Jessica wept not just for her mother but also for her own missed chances. She wept for the years she had lost when she could have known her mother, called her a friend, put her own hand back inside of her mother’s heart and life. She wept for not being ready for Romney and for walking away from other chances at love. She wept for knowing, finally knowing, what the ache inside of her—in that now hollow spot just at the top of her pubic bone—must be.
Sexual longing.
Desire.
The need to be touched.
The ability to let someone slip inside of her not only physically but any other way she wanted them.
Lust.
Every single thing she tried to help her customers embrace.

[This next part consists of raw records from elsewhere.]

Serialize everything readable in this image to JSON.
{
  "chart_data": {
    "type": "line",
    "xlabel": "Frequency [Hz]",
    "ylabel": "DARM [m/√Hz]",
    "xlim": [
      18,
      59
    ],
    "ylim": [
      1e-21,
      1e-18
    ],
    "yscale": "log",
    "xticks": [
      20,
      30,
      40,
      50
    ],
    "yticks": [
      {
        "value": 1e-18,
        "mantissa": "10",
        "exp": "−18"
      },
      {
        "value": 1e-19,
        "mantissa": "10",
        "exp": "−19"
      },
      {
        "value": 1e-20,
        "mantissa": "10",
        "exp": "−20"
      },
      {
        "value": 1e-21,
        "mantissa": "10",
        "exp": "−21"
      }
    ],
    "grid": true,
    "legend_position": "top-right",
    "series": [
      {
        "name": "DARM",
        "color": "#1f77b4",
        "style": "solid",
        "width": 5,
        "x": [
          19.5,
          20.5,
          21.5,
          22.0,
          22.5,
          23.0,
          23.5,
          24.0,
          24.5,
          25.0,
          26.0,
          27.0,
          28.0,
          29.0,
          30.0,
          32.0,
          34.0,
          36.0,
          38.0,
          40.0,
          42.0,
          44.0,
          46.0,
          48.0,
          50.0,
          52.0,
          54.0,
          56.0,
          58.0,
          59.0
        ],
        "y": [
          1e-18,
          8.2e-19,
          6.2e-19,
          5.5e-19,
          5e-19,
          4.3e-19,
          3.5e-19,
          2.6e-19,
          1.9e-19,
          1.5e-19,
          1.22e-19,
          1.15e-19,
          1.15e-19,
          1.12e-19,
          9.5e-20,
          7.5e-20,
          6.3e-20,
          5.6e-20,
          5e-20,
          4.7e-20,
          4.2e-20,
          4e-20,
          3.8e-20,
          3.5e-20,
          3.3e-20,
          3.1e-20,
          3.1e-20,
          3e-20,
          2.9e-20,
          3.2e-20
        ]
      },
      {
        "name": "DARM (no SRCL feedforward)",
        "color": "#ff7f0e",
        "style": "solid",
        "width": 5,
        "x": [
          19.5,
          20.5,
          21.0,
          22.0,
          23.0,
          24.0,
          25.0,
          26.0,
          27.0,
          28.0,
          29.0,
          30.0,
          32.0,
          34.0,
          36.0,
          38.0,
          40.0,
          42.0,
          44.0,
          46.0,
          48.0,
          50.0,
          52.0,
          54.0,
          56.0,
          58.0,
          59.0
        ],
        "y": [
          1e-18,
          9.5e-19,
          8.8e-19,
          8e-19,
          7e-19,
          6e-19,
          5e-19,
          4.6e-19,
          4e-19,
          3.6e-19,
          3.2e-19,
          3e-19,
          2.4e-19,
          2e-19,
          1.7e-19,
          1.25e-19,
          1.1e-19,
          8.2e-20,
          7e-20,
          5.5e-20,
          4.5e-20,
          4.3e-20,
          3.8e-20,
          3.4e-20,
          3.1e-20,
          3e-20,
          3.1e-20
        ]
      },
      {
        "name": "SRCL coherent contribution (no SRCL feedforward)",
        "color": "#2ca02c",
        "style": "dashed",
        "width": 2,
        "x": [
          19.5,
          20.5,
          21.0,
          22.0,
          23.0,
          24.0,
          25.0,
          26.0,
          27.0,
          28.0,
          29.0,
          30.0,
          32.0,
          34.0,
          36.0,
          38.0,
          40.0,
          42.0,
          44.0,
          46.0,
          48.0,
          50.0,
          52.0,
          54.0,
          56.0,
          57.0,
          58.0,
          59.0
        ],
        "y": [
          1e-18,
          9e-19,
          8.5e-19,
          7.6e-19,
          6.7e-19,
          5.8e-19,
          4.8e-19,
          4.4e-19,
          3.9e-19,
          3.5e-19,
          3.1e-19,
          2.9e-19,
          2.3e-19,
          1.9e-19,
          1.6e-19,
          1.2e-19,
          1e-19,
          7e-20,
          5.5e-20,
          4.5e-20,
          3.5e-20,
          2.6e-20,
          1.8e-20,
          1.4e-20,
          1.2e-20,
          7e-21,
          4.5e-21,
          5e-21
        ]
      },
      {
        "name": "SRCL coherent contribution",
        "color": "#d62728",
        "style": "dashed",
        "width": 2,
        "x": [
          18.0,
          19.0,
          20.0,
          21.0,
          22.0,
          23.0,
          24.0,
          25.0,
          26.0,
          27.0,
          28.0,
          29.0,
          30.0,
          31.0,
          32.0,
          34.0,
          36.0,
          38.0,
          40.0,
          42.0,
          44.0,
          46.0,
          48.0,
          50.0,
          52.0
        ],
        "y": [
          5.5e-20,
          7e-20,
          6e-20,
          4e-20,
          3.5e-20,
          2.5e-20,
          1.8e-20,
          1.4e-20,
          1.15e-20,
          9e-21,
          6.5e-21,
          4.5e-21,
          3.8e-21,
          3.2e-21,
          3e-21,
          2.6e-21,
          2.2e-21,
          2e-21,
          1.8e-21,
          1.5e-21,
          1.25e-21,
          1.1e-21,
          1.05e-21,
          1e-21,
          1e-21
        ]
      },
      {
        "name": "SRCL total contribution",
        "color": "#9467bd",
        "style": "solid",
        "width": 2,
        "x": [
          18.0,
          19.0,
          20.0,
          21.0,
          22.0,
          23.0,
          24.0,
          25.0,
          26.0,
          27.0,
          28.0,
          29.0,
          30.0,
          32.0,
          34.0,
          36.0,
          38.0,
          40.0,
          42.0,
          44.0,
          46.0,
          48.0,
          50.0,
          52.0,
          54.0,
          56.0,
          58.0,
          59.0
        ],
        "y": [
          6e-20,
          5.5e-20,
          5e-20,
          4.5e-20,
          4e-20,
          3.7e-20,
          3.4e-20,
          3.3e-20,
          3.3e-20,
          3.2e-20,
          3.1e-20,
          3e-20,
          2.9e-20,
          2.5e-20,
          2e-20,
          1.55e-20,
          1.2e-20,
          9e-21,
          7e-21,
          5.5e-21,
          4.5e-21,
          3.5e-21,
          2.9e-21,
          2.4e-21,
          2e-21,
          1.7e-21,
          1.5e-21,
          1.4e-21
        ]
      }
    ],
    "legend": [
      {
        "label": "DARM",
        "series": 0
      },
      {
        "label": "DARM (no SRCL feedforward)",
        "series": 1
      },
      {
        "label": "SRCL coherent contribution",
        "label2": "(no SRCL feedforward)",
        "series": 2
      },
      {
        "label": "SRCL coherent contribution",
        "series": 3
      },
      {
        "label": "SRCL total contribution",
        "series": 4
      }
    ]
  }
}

Jessica cried for having realized her loss before it was too late, before she missed a good year, before her hips swelled and her breasts fell and she could no longer harness her sexual and physical and mental power and then she stopped herself right in the middle of that thought and grasped the idea that her mother, pushing 60, was sexy and had just lured Burt Reynolds into the bushes. She thought about her last professor, a lusty woman of 69 who had two lovers, a trail of ex-husbands, and a list of men and women who would have loved her in a second if she would have them. She thought of her manufacturing consultant in downtown Chicago, a woman 55 years old, who had a lover of 23. And then Jessica cried some more.